Grey wrote on Nov 3
rd, 2013 at 6:58pm:
Beware the Free Market
Quote:The philosopher Hegel, Edmund Burke's contemporary, saw precisely this. He, too, was a witness of the birth of the new middle-class order in France; and he, too, spotted something terrifying at its heart. The name he gave to this terror was absolute freedom - or, as he scathingly called it, 'the freedom of the void'. Bourgeois society dreamed of a freedom so pure and absolute that it could tolerate no boundaries or restrictions. And this, in a creaturely, constricted world, was bound to present itself as a form of terror. In the end, this pure freedom even became an obstacle to itself, and thus ended up devouring itself, like the Jacobin Terror. Eventually it was the revolutionaries themselves who filled the carts trundling their way up to the guillotine.
Absolute freedom eats itself up. Yet its violence, today as in Hegel's time, continues to infiltrate the daily life of capitalist societies. Absolute freedom means negative freedom: a freedom from all restraint, which can see limits only as barriers to humanity, not as constitutive of it. The world is imperilled not by hard-nosed cynics who insist that nothing is possible, but by wide-eyed, 'can-do' idealists for whom anything is possible. Most of these are known as Americans. When the ancient Greeks encountered this kind of blasphemous overreaching, they called it 'hubris' and looked fearfully to the skies. And it is from the skies that it has had its tragic come-uppance.

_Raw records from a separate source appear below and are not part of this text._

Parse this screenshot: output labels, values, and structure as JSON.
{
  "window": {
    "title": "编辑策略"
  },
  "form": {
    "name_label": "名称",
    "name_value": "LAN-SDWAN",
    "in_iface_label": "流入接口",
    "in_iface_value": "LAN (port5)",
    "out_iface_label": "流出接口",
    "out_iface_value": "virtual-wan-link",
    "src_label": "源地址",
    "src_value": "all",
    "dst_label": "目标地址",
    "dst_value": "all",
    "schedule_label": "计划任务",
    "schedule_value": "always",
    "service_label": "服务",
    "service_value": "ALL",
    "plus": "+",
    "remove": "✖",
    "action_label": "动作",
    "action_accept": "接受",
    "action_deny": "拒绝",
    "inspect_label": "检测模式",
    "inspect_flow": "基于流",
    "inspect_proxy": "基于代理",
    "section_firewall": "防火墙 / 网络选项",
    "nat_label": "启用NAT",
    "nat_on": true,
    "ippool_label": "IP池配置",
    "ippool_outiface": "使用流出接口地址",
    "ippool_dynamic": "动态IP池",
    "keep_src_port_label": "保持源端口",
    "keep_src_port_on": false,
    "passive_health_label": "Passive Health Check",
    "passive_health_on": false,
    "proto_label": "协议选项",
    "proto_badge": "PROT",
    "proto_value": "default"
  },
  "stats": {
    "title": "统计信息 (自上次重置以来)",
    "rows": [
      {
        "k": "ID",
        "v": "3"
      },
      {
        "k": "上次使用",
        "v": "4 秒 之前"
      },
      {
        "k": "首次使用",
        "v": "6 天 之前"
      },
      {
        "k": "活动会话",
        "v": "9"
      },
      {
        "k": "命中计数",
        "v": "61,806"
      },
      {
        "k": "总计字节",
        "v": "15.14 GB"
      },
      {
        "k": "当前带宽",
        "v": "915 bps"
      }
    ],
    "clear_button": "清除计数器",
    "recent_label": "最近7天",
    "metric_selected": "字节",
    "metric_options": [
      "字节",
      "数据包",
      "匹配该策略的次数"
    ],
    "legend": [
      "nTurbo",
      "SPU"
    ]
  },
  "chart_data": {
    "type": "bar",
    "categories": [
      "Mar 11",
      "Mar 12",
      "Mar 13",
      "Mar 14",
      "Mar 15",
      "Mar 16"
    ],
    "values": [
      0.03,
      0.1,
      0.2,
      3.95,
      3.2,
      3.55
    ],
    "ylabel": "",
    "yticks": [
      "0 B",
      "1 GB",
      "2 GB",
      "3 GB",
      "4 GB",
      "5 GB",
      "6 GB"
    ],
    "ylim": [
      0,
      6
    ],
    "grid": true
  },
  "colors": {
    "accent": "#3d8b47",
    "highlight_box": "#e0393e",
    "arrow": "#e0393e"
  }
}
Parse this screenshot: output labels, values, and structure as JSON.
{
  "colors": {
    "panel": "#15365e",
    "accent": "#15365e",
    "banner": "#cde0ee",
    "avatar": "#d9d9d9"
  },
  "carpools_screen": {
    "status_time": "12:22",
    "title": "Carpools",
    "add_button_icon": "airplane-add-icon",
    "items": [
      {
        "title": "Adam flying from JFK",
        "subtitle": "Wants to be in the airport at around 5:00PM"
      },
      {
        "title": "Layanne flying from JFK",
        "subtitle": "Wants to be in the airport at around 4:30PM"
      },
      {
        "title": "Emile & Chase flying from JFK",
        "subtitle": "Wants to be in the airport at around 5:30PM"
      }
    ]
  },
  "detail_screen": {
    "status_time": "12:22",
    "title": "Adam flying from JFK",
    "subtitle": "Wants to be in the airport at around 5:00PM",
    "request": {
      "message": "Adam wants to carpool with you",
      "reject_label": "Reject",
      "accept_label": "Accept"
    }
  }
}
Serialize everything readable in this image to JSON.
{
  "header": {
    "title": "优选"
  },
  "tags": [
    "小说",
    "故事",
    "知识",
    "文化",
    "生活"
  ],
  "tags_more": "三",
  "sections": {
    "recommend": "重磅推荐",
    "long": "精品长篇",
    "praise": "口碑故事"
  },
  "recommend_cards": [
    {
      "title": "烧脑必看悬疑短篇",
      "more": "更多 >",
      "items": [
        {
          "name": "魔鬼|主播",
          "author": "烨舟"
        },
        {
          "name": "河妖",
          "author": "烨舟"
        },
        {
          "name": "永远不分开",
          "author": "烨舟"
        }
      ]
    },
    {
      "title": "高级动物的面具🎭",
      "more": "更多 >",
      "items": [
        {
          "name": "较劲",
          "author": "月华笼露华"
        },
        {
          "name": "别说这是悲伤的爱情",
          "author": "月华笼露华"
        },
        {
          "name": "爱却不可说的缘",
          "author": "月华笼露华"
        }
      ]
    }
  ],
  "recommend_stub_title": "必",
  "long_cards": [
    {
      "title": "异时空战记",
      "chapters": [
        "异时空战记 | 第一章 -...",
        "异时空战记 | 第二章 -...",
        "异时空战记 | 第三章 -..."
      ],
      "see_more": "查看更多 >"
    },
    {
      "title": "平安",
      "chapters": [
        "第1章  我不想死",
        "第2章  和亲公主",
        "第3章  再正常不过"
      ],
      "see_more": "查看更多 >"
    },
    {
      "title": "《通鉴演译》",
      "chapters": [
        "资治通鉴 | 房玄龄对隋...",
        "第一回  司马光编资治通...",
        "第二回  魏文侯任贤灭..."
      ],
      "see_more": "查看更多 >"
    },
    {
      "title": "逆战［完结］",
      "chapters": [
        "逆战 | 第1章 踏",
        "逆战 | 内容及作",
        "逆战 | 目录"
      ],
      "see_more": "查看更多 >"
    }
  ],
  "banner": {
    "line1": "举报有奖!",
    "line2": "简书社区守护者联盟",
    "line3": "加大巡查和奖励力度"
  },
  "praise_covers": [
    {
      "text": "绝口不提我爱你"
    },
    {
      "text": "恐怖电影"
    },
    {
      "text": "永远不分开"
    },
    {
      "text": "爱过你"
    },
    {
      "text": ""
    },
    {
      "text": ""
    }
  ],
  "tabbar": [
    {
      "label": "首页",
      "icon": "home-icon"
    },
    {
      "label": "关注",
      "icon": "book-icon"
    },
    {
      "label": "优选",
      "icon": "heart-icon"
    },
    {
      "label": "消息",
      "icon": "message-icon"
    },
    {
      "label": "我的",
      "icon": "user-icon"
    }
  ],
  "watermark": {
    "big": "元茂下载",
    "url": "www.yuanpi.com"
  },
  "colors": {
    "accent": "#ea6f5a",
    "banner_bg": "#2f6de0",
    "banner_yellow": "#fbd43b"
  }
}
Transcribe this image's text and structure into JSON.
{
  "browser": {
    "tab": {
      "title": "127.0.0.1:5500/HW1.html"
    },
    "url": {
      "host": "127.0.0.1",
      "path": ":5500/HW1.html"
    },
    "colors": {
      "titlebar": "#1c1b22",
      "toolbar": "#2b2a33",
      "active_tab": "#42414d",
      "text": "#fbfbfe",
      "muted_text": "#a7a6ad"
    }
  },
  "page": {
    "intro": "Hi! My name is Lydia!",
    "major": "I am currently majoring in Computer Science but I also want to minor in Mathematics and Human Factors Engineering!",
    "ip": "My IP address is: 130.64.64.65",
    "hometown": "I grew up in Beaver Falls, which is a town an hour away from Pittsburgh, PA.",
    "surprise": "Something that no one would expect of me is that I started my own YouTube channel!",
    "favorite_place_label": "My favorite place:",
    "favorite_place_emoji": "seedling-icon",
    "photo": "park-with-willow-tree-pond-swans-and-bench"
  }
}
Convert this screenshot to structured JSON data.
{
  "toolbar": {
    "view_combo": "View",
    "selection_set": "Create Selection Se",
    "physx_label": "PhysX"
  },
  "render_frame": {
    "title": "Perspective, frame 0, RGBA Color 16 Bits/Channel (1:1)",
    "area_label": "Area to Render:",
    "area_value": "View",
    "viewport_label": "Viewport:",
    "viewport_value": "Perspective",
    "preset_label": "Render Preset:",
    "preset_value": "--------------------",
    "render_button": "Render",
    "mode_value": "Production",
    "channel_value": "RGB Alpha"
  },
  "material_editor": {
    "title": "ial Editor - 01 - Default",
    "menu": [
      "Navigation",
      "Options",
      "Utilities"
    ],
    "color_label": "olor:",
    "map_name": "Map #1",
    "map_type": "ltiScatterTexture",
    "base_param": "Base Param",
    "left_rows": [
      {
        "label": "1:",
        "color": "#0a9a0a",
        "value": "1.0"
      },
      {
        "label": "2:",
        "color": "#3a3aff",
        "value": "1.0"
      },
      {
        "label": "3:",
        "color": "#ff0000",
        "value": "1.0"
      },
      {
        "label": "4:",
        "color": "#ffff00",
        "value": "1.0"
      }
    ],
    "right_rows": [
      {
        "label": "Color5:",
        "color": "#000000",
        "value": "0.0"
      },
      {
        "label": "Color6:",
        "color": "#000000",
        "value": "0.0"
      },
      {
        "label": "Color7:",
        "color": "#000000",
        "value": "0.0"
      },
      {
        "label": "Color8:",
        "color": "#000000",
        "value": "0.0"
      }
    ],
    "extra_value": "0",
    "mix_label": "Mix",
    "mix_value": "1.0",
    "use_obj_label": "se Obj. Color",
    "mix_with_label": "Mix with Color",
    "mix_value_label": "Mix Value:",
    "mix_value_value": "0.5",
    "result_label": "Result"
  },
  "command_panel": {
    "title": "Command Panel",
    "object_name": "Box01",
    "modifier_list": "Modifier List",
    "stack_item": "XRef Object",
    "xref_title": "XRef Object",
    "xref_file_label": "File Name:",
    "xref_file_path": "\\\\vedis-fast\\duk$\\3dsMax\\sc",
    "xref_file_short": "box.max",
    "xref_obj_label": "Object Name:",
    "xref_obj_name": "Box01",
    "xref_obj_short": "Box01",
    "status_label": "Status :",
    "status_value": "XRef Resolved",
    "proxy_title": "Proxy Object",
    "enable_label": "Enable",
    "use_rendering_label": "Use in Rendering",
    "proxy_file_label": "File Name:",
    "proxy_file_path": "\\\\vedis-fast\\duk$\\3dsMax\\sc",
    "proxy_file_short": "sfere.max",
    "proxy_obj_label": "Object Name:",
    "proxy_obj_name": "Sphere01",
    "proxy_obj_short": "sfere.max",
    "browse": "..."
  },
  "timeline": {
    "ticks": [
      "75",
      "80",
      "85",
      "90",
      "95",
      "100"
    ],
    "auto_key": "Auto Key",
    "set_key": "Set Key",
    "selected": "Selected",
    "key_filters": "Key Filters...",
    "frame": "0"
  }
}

Socialism is not about reaching for the stars, but reminding us of our frailty and mortality, and so of our need for one another. In contrast, absolute freedom regards the world as just so much pliable stuff to be manipulated in whatever way takes its fancy.
The fear of freedom, the easiest way to keep the cows in the fence on their way to the abattoir, is to convince them there are wolves hiding in the forest instead of freedom from whence they came.
I don't like the way the section you quoted equates freedom from state coercion as "freedom from all restraint", I can't stand when socialists talk with such absolutism about something that is far from black and white. We put constraints on each other and ourselves through universal moral truths. You don't need regulation to tell people not to jump the queue, we know it's wrong and if you jump the queue you can be ostracized and they can refuse to serve you.
When criticizing freedom, why do people ignore incentives, why do people ignore morality, why do people think peace and order can only be kept with a central monopoly of violent coercion holding a gun to everyone's head telling them to do what the gunman says they should do?
You're an Anarchist Grey, how do you intend to keep people from participating in free market capitalism? Or are people free to do so? I always worry about the Anarchist transition method in respect to property, how well they intend to respect the opinion of others.